Testing of instruments and components is typically performed in lab environments, where every step, procedure, and process is followed precisely based on written SOPs. Users are also going to perform the maintenance daily, weekly, monthly, based on exact instructions because you are in an ideal environment and condition to do that.
We know that it isn’t always the case in real-life environments. We will not only be able to see our sensor data looking for spikes or changes of components outside their normal range, but we will also be able to see the maintenance logs that can be correlated to a potential instrument failure. It’s not just whatever indication you are looking for, vibration, or current, it’s that correlated with the activities or maintenance that are supposed to be done that potentially don’t happen.

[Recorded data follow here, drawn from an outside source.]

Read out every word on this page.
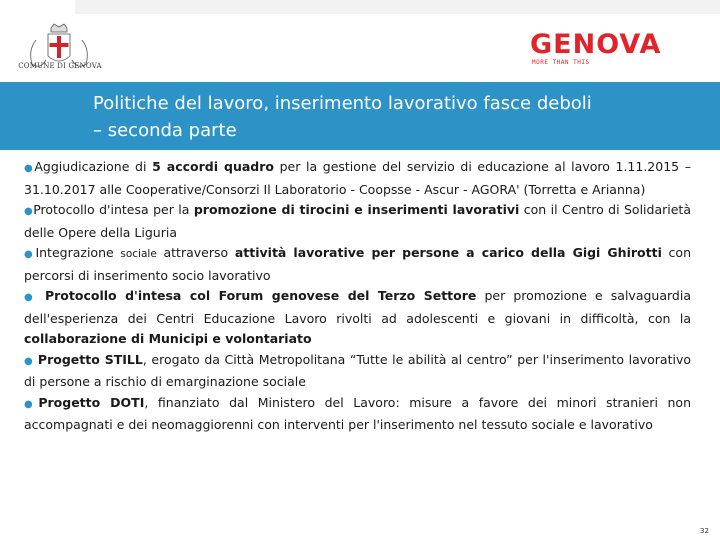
COMUNE DI GENOVA
GENOVA
MORE THAN THIS
Politiche del lavoro, inserimento lavorativo fasce deboli
– seconda parte

●Aggiudicazione di 5 accordi quadro per la gestione del servizio di educazione al lavoro 1.11.2015 – 31.10.2017 alle Cooperative/Consorzi Il Laboratorio - Coopsse - Ascur - AGORA' (Torretta e Arianna)

●Protocollo d'intesa per la promozione di tirocini e inserimenti lavorativi con il Centro di Solidarietà delle Opere della Liguria

●Integrazione sociale attraverso attività lavorative per persone a carico della Gigi Ghirotti con percorsi di inserimento socio lavorativo

● Protocollo d'intesa col Forum genovese del Terzo Settore per promozione e salvaguardia dell'esperienza dei Centri Educazione Lavoro rivolti ad adolescenti e giovani in difficoltà, con la collaborazione di Municipi e volontariato

● Progetto STILL, erogato da Città Metropolitana “Tutte le abilità al centro” per l'inserimento lavorativo di persone a rischio di emarginazione sociale

●Progetto DOTI, finanziato dal Ministero del Lavoro: misure a favore dei minori stranieri non accompagnati e dei neomaggiorenni con interventi per l'inserimento nel tessuto sociale e lavorativo

32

For example, when you don’t wipe down the instrument as indicated, we may see a decrease in performance on part X. We are utilizing the sensing technology to monitor both the appropriate conditions a specific device is going to exhibit, while also reviewing and considering real-world case data.
Fenske: Do you have any additional comments you’d like to share based on any of the topics we discussed or something you’d like to tell medical device manufacturers?
Baum: Predictive maintenance and data analytics for many industries is not new, but in the medical technology space, the critical need for sensing and machine uptime is more important than ever. We have decades of experience in both commercial aviation and defense sustainment in keeping systems up and operational in some of the harshest environments. What we’ve learned across our business portfolio gives us a unique perspective that when you design and manufacture systems, you gain tremendous insight into how the system should operate and what needs to occur when systems begin to operate outside the norm or begin to fail.
At Elbit, we are in a unique place where we are taking those lessons learned in our other divisions and bringing them to our healthcare customers.
McCool: I think COVID has been a driving force for the urgency of diagnostic results paired with high volume and a market eager for additional rapid testing. The speed of testing is on every patient’s mind and fueling the need and demand for maximizing machine uptime.
The advances in technology we’ve seen in the last decade are also allowing us to capture and analyze data at rates prior generations of diagnostic development couldn’t take advantage of. We are just beginning to realize what we can leverage from other industries to continue to evolve and transform healthcare and medical technology today.